Глава шестая. Окно в Европу

   Всего-то прошло семь лет со взятия Азова в тысяча шестьсот девяносто шестом году, а событий с тех пор произошло не мало. Преображенский, некогда потешный, полк теперь уже стал гвардией. Пётр успел съездить с посольством в Европу, навёл с самыми влиятельными правителями связи, обучился диковинным для России ремёслам, собрал богатую коллекцию и, вернувшись, дал толчок к развитию многих производств.


   А ещё Петр понял всю важность торговли через Балтийское море. Но для этого нужно отвоевать многие русские земли, ранее утерянные в годы ослабления государства. И, прежде всего, необходимо было иметь выход в Балтийское море. На пути к нему была отвоёвана крепость Орешек, войска Петра, тесня шведскую армию, вышли к устью Невы, впадающей в Балтику. Здесь государь заложил новый город, в последствии пророчив стать ему северной столицей государства, и назвал его Санкт-Петербург. Меньшиков был назначен управлять в этом городе, развивать и отстраивать его, укреплять его оборону.


   Сам же Пётр постоянно ездил по стране, то посещая войска, воюющие со шведами в Ливонии, то осматривая судостроительные верфи и радуясь новым кораблям, то посещал заводы, дающие государству пушки, паруса, канаты, ружья и прочие нужные для войны и жизни товары. Везде требовалась его властная рука и участие. Как хороший хозяин он должен был сам видеть всё своими глазами, а зачастую и сам работал вместе с мастеровыми – уж больно ему нравился созидательный труд.


   В одной из таких поездок по стране Пётр решил завернуть в Петербург и проведать как идут дела у его старинного друга Меньшикова. Тот ожидал его в гостиной. На улице начинало темнеть. В гостиную вошла Екатерина.
 
- Ступай в дальнюю комнату, - замахал на неё руками Меньшиков, завидев Екатерину, - и носу не показывай, пока он не уедет. Слава Богу, проездом он – не долго тебе таиться.

- Сашенька, я царя ни разу не видовала.

- И не надоть тебе. Царь он и есть царь.

- Ну, хоть одним глазком, - умоляла Екатерина, - подгляжу, когда за стол сядете.

- И не моги! Не ровён час глаз на тебя положит, - строго возражал Александр Данилович.

- А может, я и хочу ему понравиться?

- Ты не смотри, что люблю тебя, - строго сказал Меньшиков, – за такое вмиг высеку. Ишь, чего удумала. Ты пойми, Катенька, холопам что гнев царский, что любовь его – всё одно погибель. Лучше подальше держаться.

- Сашенька, не слушай меня – язык бабий без костей. Тебя одного люблю.

- Ладно, ладно, - смягчился Меньшиков. - Ты не серчай на меня. Известное дело, что государь до вашего брата больно охоч – вот и боюся потерять тебя. Ступай теперя – а ну как нагрянет.

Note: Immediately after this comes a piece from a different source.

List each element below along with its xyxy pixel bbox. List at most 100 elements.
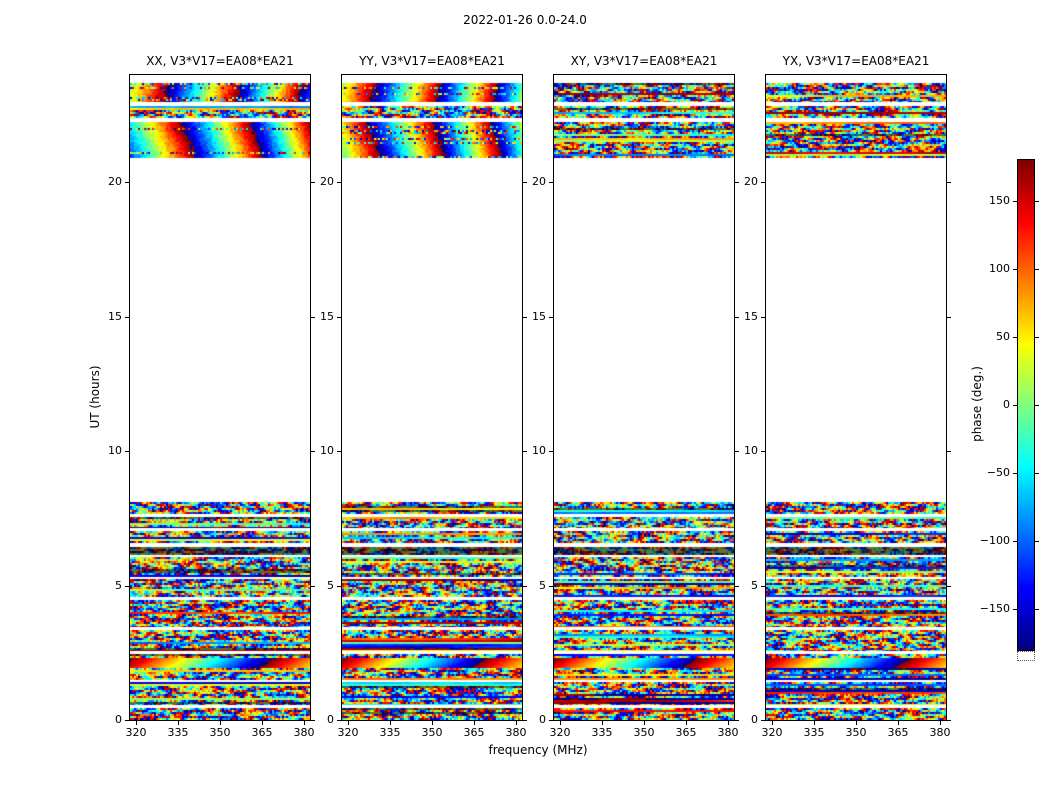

Екатерина послушно пошла к двери. В противоположную дверь вбежал слуга Яким, и Екатерина замерла на выходе, ожидая услышать новость.

- Александр Данилыч! – закричал Яким. - Царь приехал! Идёт сюды.
 
- Иди уже! – крикнул Меньшиков Екатерине.

   Екатерина тут же вышла и только успела закрыть за собой дверь, как противоположные двери распахнулись и в них вошёл сам Пётр. Яким вышел и закрыл за собой двери, оставив старых друзей наедине.

- Алексашка! – радостно крикнул Пётр издалека, раскинул в стороны руки, и быстрым шагом подошёл к Меньшикову.

- Мин херц! – обрадовался Меньшиков и почтительно склонил голову.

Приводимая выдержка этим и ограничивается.